When Britain colonized various parts of the world, it sometimes established protectorates, in which they exercised partial jurisdiction, sometimes in consultation with local rulers. For example, Nyasaland was a British Protectorate established in southeast Africa in 1907, and formerly named the British Central Africa Protectorate (BCA). The protectorate was part of the Federation of Rhodesia and Nyasaland, which existed from 1953 until 1963. In response to growing protests against colonialism and calls for independence, the federation was eventually dissolved in 1963. Nyasaland gained independence from Britain on July 6, 1964, and was later renamed Malawi.
Brief History of Nyasaland (Malawi)
The region of Africa that is now called Malawi was inhabited by small groups of hunters and gatherers before the Bantu people settled the area in the 10th century. Bantu tribes formed the Kingdom of Maravi, which extended as far as present-day Nkhotakota and Zambia. However, by 1700, the kingdom had broken down into several areas mainly controlled by different ethnic groups. By the mid-1800s, the Arab slave trade had reached its peak, and slaves were transported to Kilwa and then shipped to other regions. In 1859, Scottish explorer and missionary David Livingston reached Lake Nyasa (now Lake Malawi) and identified the Shire Highlands as a suitable place for European settlement. By 1883, a British consul had taken residence in the area and established treaties with local leaders. A British protectorate was established in the highlands in 1889 and expanded in 1891 to create the British Central Africa Protectorate. The protectorate’s name was changed to Nyasaland in 1907, and then changed again to Malawi after independence in 1964.
Location and Geography
Malawi, formerly Nyasaland, is a landlocked country situated in the southeastern part of Africa. The country has a total area of 45,747 square miles, making it the 98th most extensive country in the world. It is located completely within the tropics and occupies a thin strip of land between Mozambique and Zambia. Malawi borders Zambia to the southeast, Tanzania to the southwest, and Mozambique to the north. The country is divided by the Great Rift Valley, which runs from north to south. Situated east of the valley, Lake Malawi, also known as Lake Nyasa, is Africa’s third largest lake and covers about 25% of Malawi’s total area. The lake drains into the Zambezi River via the Shire River. Malawi experiences a tropical climate, with a rainy season that runs from November until April.

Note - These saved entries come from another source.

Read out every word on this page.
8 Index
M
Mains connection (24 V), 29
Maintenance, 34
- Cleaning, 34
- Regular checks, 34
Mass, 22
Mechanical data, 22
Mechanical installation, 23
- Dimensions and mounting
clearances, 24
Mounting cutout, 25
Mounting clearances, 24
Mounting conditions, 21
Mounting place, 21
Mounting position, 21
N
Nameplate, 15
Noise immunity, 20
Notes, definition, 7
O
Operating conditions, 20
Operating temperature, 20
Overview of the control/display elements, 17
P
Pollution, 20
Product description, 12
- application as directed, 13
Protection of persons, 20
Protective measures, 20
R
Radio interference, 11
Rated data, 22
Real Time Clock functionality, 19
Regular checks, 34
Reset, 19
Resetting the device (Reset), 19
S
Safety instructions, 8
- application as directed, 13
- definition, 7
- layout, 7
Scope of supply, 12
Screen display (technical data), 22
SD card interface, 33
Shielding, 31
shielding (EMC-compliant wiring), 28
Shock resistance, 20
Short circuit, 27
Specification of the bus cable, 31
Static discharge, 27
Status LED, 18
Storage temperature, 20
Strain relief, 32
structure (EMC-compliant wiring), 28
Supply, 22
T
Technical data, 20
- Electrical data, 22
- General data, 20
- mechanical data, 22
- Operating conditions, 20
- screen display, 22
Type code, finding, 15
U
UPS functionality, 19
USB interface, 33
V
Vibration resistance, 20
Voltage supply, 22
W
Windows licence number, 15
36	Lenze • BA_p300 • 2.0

Malawi has a population of approximately 18 million and is estimated to grow to 45 million by 2050 if its current growth rate of 3.32% remains constant. The population of Malawi is composed of several ethnic groups, including the Nyanja, Chewa, Lomwe, Yao, Tumbuka, Tonga, Sena, Ngoni, and Ngonde. The country also contains large populations from Europe and Asia. Malawi's official language is English, although the most commonly spoken language is Chichewa, which is spoken by about 57% of the population.